Apólice / O seguro morreu de infelicidade

Temos de acordar bem, de comer bem, de correr muito, de viver tudo o que nos faz rir durante o tempo suficiente para acordarmos de novo, comermos de novo, corrermos muito mais e vivermos mais uma vez tudo o que nos faz sorrir durante o tempo suficiente para acordarmos de novo, comermos de novo, corrermos ainda mais e vivermos tudo o mais que nos faz não nos sentirmos mal durante o tempo suficiente para acordarmos, comermos, corrermos e vivermos durante o tempo suficiente até não sentirmos nada e morrermos. Sem entretempos mas sobretudo sem contratempos. Os outros são meios e nunca fins. As dependências são fraquezas e as prisões são pesos-mortos. As cicatrizes não são sinal de experiência mas de derrotas inaceitáveis. O amor é tóxico e um risco que a apólice do coração não suporta.

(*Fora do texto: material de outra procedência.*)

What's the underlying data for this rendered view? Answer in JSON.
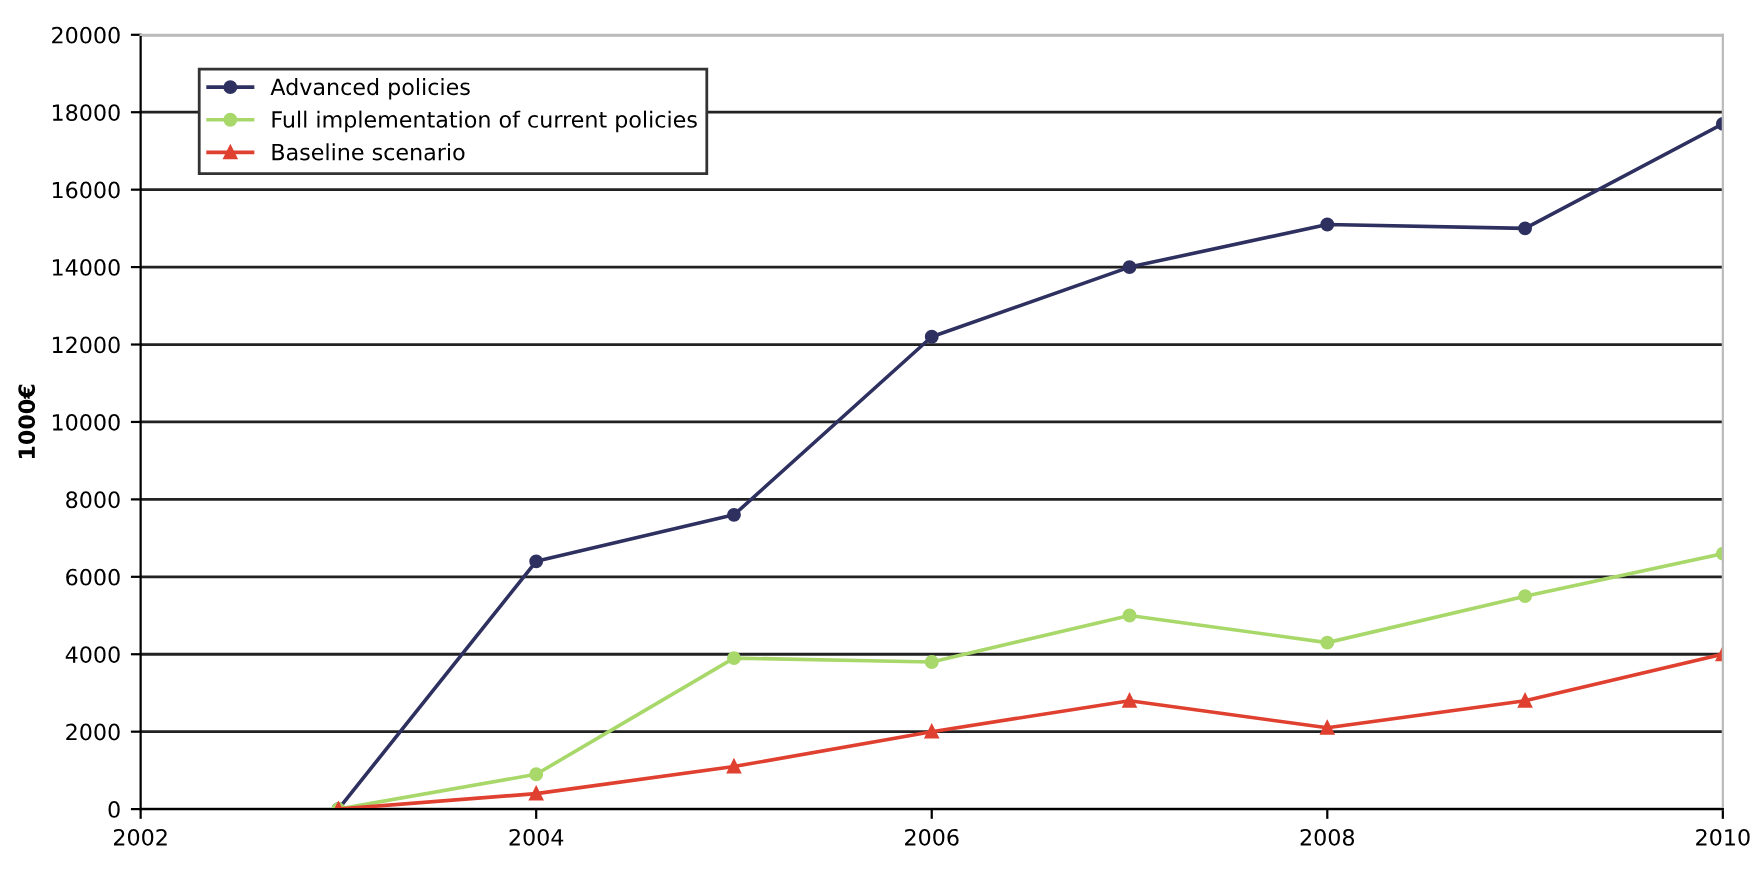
{
  "chart_data": {
    "type": "line",
    "ylabel": "1000€",
    "x": [
      2003,
      2004,
      2005,
      2006,
      2007,
      2008,
      2009,
      2010
    ],
    "series": [
      {
        "name": "Advanced policies",
        "color": "#2e3060",
        "marker": "circle",
        "values": [
          0,
          6400,
          7600,
          12200,
          14000,
          15100,
          15000,
          17700
        ]
      },
      {
        "name": "Full implementation of current policies",
        "color": "#a8d86a",
        "marker": "circle",
        "values": [
          0,
          900,
          3900,
          3800,
          5000,
          4300,
          5500,
          6600
        ]
      },
      {
        "name": "Baseline scenario",
        "color": "#e04030",
        "marker": "triangle",
        "values": [
          0,
          400,
          1100,
          2000,
          2800,
          2100,
          2800,
          4000
        ]
      }
    ],
    "xlim": [
      2002,
      2010
    ],
    "xticks": [
      2002,
      2004,
      2006,
      2008,
      2010
    ],
    "ylim": [
      0,
      20000
    ],
    "yticks": [
      0,
      2000,
      4000,
      6000,
      8000,
      10000,
      12000,
      14000,
      16000,
      18000,
      20000
    ],
    "grid": "y",
    "legend": "top left"
  }
}
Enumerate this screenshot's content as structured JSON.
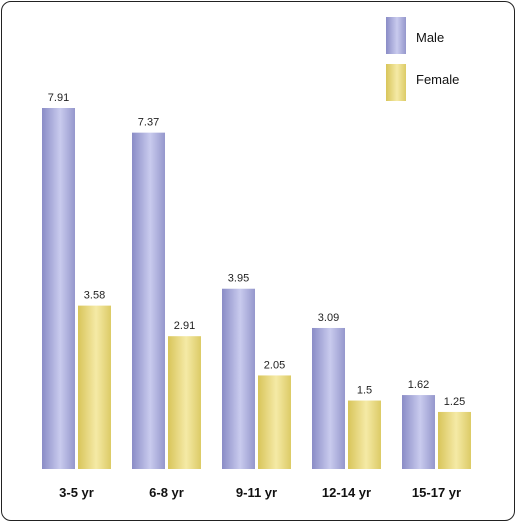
{
  "chart_data": {
    "type": "bar",
    "categories": [
      "3-5 yr",
      "6-8 yr",
      "9-11 yr",
      "12-14 yr",
      "15-17 yr"
    ],
    "series": [
      {
        "name": "Male",
        "values": [
          7.91,
          7.37,
          3.95,
          3.09,
          1.62
        ],
        "value_labels": [
          "7.91",
          "7.37",
          "3.95",
          "3.09",
          "1.62"
        ],
        "color": "#a8aad8"
      },
      {
        "name": "Female",
        "values": [
          3.58,
          2.91,
          2.05,
          1.5,
          1.25
        ],
        "value_labels": [
          "3.58",
          "2.91",
          "2.05",
          "1.5",
          "1.25"
        ],
        "color": "#e6d67a"
      }
    ],
    "title": "",
    "xlabel": "",
    "ylabel": "",
    "ylim": [
      0,
      8.5
    ],
    "grid": false,
    "legend_position": "top-right"
  }
}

Já ninguém se quer apaixonar, ninguém quer dar o salto para o vazio ou mesmo o primeiro passo. Tudo tem de estar perfeito antes de acontecer. Connosco. Adiamos o essencial para ajustarmos o acessório, de modo a que não prejudique o essencial, quando este finalmente acontecer… Não há mais montanhas-russas, não há mais ansiedade, não há mais curiosidade pelo outro, ninguém espera, ninguém sente antecipação, frustração, alegria e satisfação no mesmo dia, na mesma hora, pelo facto de o outro poder chegar, de ainda não ter chegado, de já ter chegado e de ter vindo ter contigo, para estar contigo durante o tempo todo em que as diversões são apenas desculpas para ser, contigo, o centro da razão de passar na feira. Nunca havia compreendido a mítica imagem da roda gigante na feira popular… sempre me pareceu a mais tola diversão de todas! Mas a tolice é não ter percebido que o importante da roda gigante não é o passeio mas o tempo com alguém, o silêncio partilhado, a honestidade a que nos obrigamos quando estamos expostos e sem hipóteses de fuga, o momento em que nos damos e percebemos que queremos acordar bem ao lado de alguém, comer bem com alguém, correr muito para alguém e viver tudo o que nos faz ser feliz durante o tempo em que temos esse alguém connosco.